“One-in-a-hundred children in the Eastern Cape are born with heart disease like everywhere else and they need a cardiology service in the province,” says Red Cross War Memorial Children’s Hospital paediatric cardiologist Rik de Decker, whose team treats young children with congenital heard disease (CHD) from the province.
Two paediatric cardiologists from Red Cross spent last week conducting the latest bi-annual cardiology clinics at State hospitals in East London and Mdantsane.
“We need to build the capacity so that those clinics are not run by us but by Eastern Cape cardiologists, we need to get the MEC for health to build up a team,” De Decker said during an interview at Red Cross.
“We go and do outreach clinics in the Eastern Cape because historically, the Eastern Cape was part of the Cape Province. Patients are triarged [by local paediatricians] in the months before the clinic to be seen by the specialist paediatric cardiologist at the clinic.
“We look at those patients and decide which of those need to come to us to have surgery done. This is a small fraction of how many [need treatment]. We also review the patients who have been here already.

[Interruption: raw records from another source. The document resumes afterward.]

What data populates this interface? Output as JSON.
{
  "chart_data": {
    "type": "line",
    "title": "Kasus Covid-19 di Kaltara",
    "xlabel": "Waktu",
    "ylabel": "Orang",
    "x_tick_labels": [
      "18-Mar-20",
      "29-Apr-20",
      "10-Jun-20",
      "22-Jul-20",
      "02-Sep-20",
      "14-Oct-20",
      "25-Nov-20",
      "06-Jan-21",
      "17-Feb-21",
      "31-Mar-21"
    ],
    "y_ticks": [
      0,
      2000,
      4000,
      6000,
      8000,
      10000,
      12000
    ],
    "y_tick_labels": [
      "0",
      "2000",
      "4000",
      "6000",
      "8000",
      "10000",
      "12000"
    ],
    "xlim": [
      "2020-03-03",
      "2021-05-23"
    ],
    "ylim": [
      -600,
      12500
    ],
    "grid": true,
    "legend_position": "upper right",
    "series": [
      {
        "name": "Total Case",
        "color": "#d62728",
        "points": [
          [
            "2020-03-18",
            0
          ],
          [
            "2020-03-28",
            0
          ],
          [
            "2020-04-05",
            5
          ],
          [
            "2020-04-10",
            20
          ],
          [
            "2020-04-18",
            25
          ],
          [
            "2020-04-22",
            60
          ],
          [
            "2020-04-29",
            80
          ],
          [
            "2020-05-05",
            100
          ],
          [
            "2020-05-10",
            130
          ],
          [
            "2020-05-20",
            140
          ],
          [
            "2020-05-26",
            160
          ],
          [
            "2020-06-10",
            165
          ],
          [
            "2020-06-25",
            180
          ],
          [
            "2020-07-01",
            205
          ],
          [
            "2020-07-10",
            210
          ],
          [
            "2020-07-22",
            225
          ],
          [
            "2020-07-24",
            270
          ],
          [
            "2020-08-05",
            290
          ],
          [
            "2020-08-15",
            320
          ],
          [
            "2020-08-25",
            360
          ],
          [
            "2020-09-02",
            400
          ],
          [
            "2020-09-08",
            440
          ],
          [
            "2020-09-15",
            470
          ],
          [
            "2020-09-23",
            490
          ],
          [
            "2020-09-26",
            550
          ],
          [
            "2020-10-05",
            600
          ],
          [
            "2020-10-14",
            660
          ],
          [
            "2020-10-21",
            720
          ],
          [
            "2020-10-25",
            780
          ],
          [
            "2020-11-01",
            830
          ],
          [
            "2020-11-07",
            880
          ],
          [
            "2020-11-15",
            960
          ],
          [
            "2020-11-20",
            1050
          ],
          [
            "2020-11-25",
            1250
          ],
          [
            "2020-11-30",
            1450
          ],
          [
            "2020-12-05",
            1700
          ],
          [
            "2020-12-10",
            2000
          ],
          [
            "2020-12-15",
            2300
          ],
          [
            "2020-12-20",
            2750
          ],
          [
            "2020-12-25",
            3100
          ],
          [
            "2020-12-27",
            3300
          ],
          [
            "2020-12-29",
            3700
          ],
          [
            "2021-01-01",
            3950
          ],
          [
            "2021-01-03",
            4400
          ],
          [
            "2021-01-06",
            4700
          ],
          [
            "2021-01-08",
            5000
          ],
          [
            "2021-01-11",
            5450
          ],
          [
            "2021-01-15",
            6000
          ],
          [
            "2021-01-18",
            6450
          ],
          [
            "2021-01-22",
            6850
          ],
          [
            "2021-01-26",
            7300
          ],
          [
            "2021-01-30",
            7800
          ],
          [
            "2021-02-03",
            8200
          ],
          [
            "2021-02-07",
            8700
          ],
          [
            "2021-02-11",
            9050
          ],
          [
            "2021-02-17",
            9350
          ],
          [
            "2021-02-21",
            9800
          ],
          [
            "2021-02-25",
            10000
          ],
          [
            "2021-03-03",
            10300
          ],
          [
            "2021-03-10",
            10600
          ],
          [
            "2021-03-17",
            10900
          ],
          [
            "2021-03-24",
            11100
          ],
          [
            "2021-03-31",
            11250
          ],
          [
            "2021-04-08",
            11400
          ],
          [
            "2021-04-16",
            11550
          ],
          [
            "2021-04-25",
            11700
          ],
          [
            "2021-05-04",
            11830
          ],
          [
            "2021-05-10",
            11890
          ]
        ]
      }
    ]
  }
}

“If there’s anything [special] about paediatric cardiology, it’s team work. You must have a whole team in order to do cardiac care properly. It’s the team work that’s missing in SA.
“There’s no point in having only a cardiologist. You can do with one but really, you need a team, you can’t work in isolation. A cardiologist can tell you ‘you’ve got a hole in the heart, now go find yourself a surgeon’; there’s nothing you can do about that. It must be absolutely, mind-numbingly painful to make these diagnoses and have to say ‘sorry, I can’t do anything’.
“You need to work with your surgeons and have anaesthetists who can put these children to sleep and bypass technicians. Then you need an intensive care unit that’s happy to receive heart operation patients that – once the child’s heart has been switched on again – keeps the child alive. You must have passionate people. That’s the team and they all have to work together, but those teams don’t exist all over South Africa.”
De Decker says part of the rationale behind the outreach programme from Red Cross into the Eastern Cape is to ensure follow-up consultations with children who have already had one or more procedure at the hospital.
“Certain operations are done in series, you can’t do everything at one time. The willingness of people to come back to the clinic is high level if you tell them, but if they need to go back to Cape Town, that’s just not possible, it’s very expensive.
“They go from here and they disappear, we don’t know what’s happened to them, the follow-up is terrible. That’s why we do outreach, because if we go there, they’ll come around the corner from the next village to come and see the doctor, but they won’t travel all the way to Cape Town and then the child dies.”